EHF-dependent gene regulation in relation to p.Phe508del-CFTR biosynthesis, trafficking and post-translational modification. Mature, fully glycosylated and functional p.Phe508del-CFTR—emphasized as a green line at the apical membrane (AM) – reaches the apical membrane through trafficking pathways^{36, 37} illustrated as green arrows (a). These encompass biosynthesis and insertion into the lipid bilayer (IA), utilization of the ER-associated folding pathway (ERAF)³⁷, passage through the ER, ERGIC (IB) and Golgi-compartments, post-translational modifications (PTMs) and finally, transport of mature p.Phe508del-CFTR to subapically localized vesicles (IC) and to the AM (ID). The alternative CFTR maturation pathway that bypasses the ERGIC and Golgi compartments⁴⁹ is shown (II).
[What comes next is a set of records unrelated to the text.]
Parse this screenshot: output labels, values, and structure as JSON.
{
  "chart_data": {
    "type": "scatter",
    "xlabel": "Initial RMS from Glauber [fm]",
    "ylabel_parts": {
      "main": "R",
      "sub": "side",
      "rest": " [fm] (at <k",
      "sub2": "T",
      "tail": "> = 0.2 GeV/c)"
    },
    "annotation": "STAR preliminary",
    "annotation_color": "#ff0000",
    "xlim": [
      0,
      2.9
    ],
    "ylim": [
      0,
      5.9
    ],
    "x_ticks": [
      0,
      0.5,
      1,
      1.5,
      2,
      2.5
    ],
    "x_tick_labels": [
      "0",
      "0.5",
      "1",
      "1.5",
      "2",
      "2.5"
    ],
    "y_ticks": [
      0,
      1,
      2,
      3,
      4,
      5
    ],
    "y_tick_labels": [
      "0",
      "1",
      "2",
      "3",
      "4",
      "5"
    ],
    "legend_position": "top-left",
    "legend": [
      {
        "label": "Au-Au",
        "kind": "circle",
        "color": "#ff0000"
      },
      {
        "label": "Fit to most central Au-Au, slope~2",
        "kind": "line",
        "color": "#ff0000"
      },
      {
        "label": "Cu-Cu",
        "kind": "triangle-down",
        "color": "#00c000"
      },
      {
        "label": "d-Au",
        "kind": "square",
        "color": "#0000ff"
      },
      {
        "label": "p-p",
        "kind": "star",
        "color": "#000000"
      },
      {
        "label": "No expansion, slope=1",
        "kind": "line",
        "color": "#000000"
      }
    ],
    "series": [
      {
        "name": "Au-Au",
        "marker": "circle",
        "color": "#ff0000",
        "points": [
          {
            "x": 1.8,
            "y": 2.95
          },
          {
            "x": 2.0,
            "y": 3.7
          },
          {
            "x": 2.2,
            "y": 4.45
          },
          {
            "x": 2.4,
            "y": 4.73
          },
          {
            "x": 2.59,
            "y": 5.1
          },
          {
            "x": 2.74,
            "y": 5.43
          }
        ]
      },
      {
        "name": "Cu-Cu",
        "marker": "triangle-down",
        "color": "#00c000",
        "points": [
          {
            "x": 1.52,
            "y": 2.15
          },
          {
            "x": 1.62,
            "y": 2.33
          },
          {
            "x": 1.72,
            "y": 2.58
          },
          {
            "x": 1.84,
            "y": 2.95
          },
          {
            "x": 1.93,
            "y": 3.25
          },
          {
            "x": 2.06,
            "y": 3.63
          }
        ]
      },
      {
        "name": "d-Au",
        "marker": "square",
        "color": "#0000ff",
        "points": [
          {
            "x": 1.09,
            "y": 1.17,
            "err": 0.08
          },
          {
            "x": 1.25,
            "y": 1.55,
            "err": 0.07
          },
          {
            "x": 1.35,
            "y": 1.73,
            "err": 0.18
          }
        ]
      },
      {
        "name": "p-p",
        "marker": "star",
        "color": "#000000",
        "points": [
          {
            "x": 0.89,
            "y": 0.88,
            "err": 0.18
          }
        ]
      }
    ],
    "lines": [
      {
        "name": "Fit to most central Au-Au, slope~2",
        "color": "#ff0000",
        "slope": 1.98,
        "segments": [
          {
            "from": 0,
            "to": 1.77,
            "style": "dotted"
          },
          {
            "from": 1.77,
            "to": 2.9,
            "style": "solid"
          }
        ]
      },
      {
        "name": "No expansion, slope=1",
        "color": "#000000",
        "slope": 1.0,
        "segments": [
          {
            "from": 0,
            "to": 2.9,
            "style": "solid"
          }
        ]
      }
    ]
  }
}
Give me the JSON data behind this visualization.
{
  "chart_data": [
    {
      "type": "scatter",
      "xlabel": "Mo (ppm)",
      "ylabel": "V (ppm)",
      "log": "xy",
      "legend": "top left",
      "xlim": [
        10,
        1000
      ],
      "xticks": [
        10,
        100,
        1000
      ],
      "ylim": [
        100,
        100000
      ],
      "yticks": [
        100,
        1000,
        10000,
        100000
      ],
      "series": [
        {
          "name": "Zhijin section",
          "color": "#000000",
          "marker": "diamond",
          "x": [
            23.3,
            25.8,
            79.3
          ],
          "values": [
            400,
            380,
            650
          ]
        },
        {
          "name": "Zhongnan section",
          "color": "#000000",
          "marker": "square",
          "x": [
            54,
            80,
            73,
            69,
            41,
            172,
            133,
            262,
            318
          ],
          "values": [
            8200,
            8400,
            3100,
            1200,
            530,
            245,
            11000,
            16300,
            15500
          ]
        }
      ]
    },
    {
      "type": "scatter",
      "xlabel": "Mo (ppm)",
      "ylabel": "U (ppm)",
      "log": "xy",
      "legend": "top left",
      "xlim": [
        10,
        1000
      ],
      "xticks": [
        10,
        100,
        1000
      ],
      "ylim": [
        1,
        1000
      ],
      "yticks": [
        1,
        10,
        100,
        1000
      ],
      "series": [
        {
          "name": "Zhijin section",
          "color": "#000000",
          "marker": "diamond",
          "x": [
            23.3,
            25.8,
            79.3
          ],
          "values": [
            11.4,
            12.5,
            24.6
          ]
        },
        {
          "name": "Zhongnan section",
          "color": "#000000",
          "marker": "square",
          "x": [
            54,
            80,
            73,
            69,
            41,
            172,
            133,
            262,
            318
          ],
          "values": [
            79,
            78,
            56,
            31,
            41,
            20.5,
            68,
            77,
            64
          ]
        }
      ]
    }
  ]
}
In contrast, pathways that lead to degradation of p.Phe508del-CFTR^{36, 37} are depicted in orange. These encompass the ER-associated degradation pathway ER-associated degradation (ERAD)³⁷ that leads to degradation in the proteasome (PR) and the retrograde traffic of endosomes from the subapical compartment (III) toward the lysosome (LY). EHF-dependent differentially regulated genes whose products have been annotated to partake in any of these pathways crucial to p.Phe508del-CFTR biosynthesis, maturation and trafficking are shown in b–j. Gene products for which the subcellular localization cannot be specified are listed in j. Forty trafficking and maturation genes whose expression are upregulated among the nine p.Phe508del-CFTR homozygous carriers of at least one frequent EHF allele are shown in orange. Fifty-eight trafficking and maturation genes whose expression are upregulated among the seven p.Phe508del-CFTR homozygous carriers of two rare EHF alleles are shown in green.